How does large does your training need to grow in order to be able to predict, with any degree of accuracy, orbital stability over gigayear intervals?
My point is not to beat on the authors, but to point out that this study, while interesting, is most definitely not a solution to the 3 body problem. There is vast literature on solutions to N-body problems in general. These problems are considered hard. Because, they actually are. There are some "short cuts", basically field-like approximations, that one can use to make some generally reasonable arguments about the interaction with many distant objects. They actual dynamics, and details of Poincare maps and phase space portraits are, again, very well studied phenomenon. With 100+ years of research behind this.
If they wanted a simpler dynamic problem to work with, the double pendulum exhibits chaotic behaviour. All they need to vary are 2 parameters for each arm/mass, length and mass. See how close they come to actual behavior, onset of trajectory divergence, etc.
[edit: slight clarification of second network computing velocity for kinetic energy]
Guess I'm biased too because I'm a theorist and started out from a math background.
Edit: Sorry, I assume you refer to the OP in which case yes, I agree that it's not a solution at all. Rather, it is a presumably faster-than-before simulation.
The post made me remember this article about predicting chaotic equations with machine learning with great accuracy:
But I also imagine as the input size grows within the orders of the hidden layers it will lose the advantage.
edit: Whether this NN approximations will enable us going well beyond what PDE solvers can do is a tough question, especially because PDE solvers are generally needed to build the training sets as far as I understand (i.e. they are trained on synthetic, not observational, data). It's possible that one could strategically and judiciously train smaller components of a NN system and then assemble the system to do things that the PDE solvers couldn't do, perhaps, in the way that one can often write unit tests for scientific software but not really test the final results directly (because there is nothing to test against). However I think that in general the lack of training data for the more complex system will always be a major obstacle, whereas it's not really for PDEs.
If the neural net gives you a solution, is there any cheap way to confirm it?

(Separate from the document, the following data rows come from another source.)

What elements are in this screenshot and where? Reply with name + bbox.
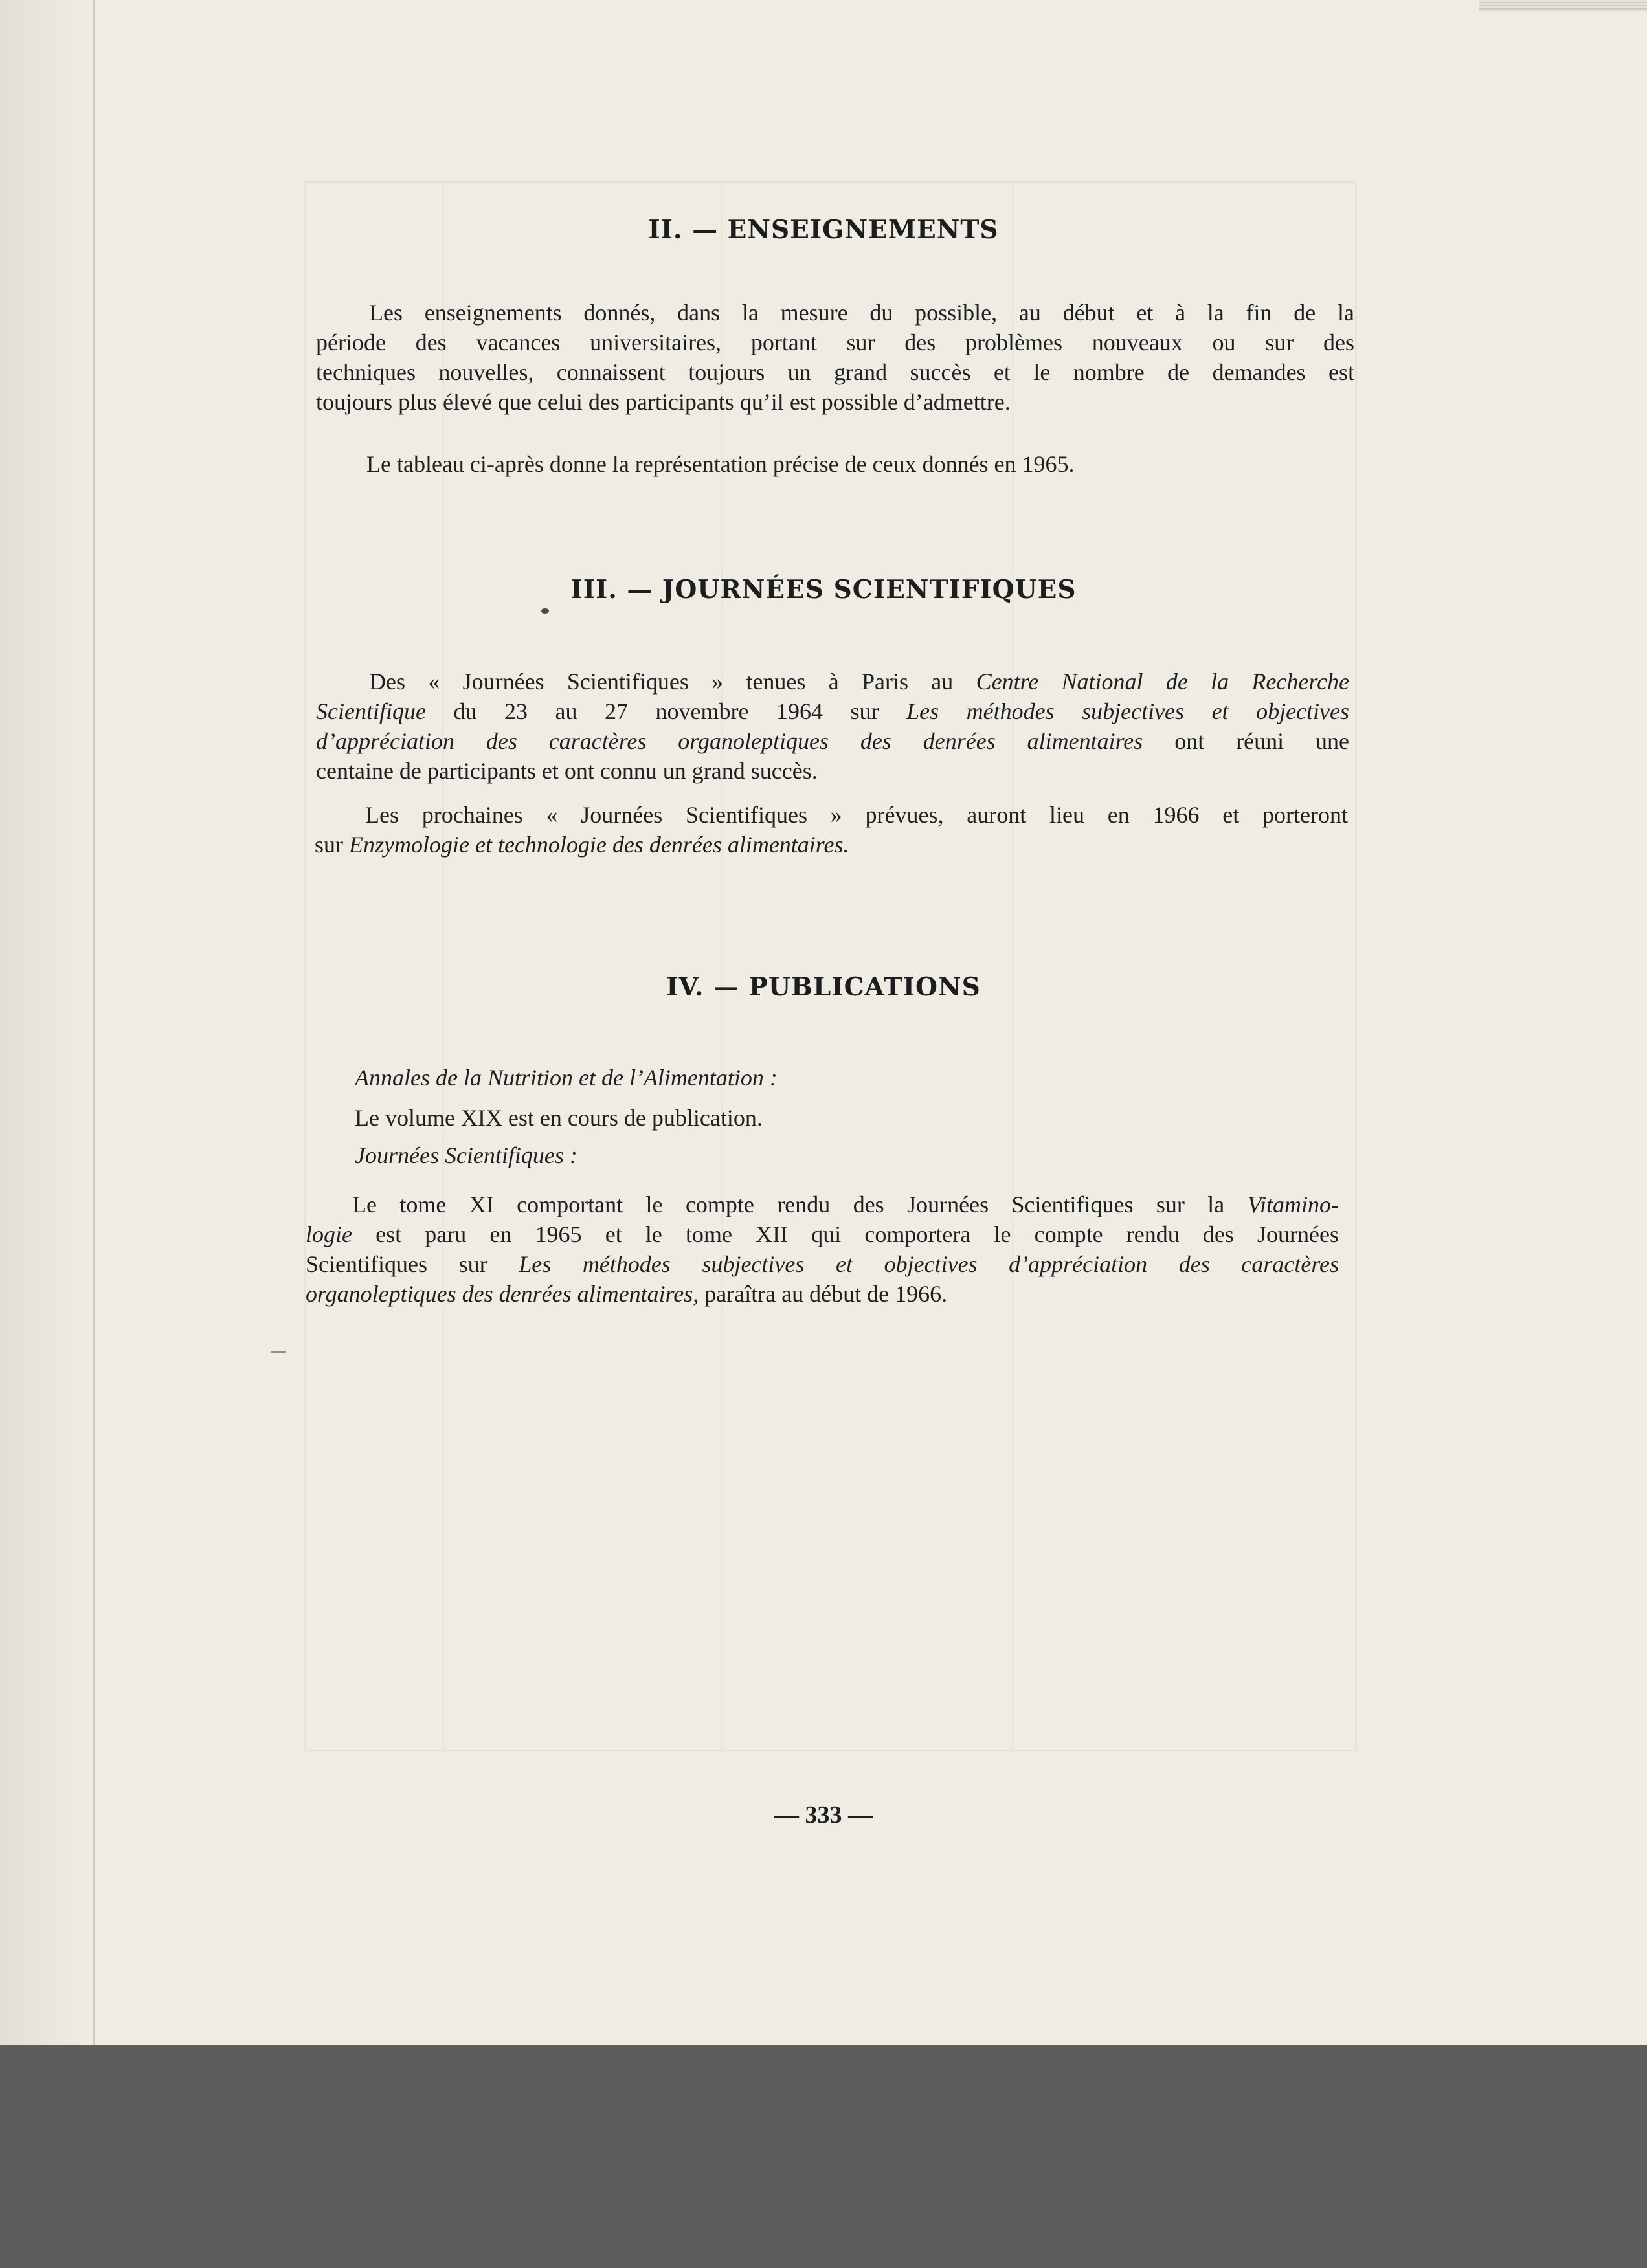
text-line: Le tableau ci-après donne la représentation précise de ceux donnés en 1965. xyxy=(366,451,1075,477)
text-line: Scientifique du 23 au 27 novembre 1964 sur Les méthodes subjectives et objectives xyxy=(316,698,1349,724)
text-line: organoleptiques des denrées alimentaires, paraîtra au début de 1966. xyxy=(306,1281,948,1307)
ink-speck xyxy=(541,608,549,614)
paragraph-journees-2 xyxy=(315,800,1348,830)
text-line: logie est paru en 1965 et le tome XII qui comportera le compte rendu des Journées xyxy=(306,1221,1339,1247)
paragraph-journees-1-end xyxy=(316,756,1349,786)
publication-annales-status: Le volume XIX est en cours de publication. xyxy=(355,1105,763,1131)
paragraph-publications xyxy=(306,1190,1339,1279)
text-line: d’appréciation des caractères organoleptiques des denrées alimentaires ont réuni une xyxy=(316,728,1349,754)
text-line: Les prochaines « Journées Scientifiques » prévues, auront lieu en 1966 et porteront xyxy=(365,802,1348,828)
text-line: Des « Journées Scientifiques » tenues à Paris au Centre National de la Recherche xyxy=(369,669,1349,695)
text-line: centaine de participants et ont connu un grand succès. xyxy=(316,758,818,784)
paragraph-enseignements-1 xyxy=(316,298,1354,387)
text-line: sur Enzymologie et technologie des denrées alimentaires. xyxy=(315,832,849,858)
paragraph-publications-end xyxy=(306,1279,1339,1309)
section-heading-publications: IV. — PUBLICATIONS xyxy=(666,972,981,1002)
page-gutter xyxy=(0,0,97,2045)
section-heading-journees: III. — JOURNÉES SCIENTIFIQUES xyxy=(570,575,1077,605)
paragraph-journees-2-end xyxy=(315,830,1348,860)
text-line: Les enseignements donnés, dans la mesure du possible, au début et à la fin de la xyxy=(369,300,1354,326)
text-line: toujours plus élevé que celui des participants qu’il est possible d’admettre. xyxy=(316,389,1011,415)
paragraph-enseignements-1-end xyxy=(316,387,1354,417)
paragraph-enseignements-2 xyxy=(366,449,1338,479)
paragraph-journees-1 xyxy=(316,667,1349,756)
publication-journees-title: Journées Scientifiques : xyxy=(355,1142,577,1168)
page-number: — 333 — xyxy=(774,1801,873,1829)
page-stack-edge xyxy=(1479,0,1647,12)
publication-annales-title: Annales de la Nutrition et de l’Alimentation : xyxy=(355,1065,778,1091)
section-heading-enseignements: II. — ENSEIGNEMENTS xyxy=(648,215,999,245)
margin-mark xyxy=(271,1351,286,1353)
fold-line xyxy=(93,0,95,2045)
text-line: techniques nouvelles, connaissent toujours un grand succès et le nombre de demandes est xyxy=(316,359,1354,385)
text-line: période des vacances universitaires, portant sur des problèmes nouveaux ou sur des xyxy=(316,329,1354,355)
text-line: Scientifiques sur Les méthodes subjectives et objectives d’appréciation des caractères xyxy=(306,1251,1339,1277)
text-line: Le tome XI comportant le compte rendu des Journées Scientifiques sur la Vitamino- xyxy=(352,1192,1339,1217)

That said, even if you didn't trust it, it might be possible to use the approximate alleged solution spat out by the neural net as an initial solution to a trusted solver with guarantees. In some cases you might be able to get a guaranteed result from the proper solver with the neural net solution used to accelerate convergence
You can get decent error estimates for lots of these sorts of systems, with a manageable amount of extra computation.
It’s also faster since you never factor in the training time for the NN, alright.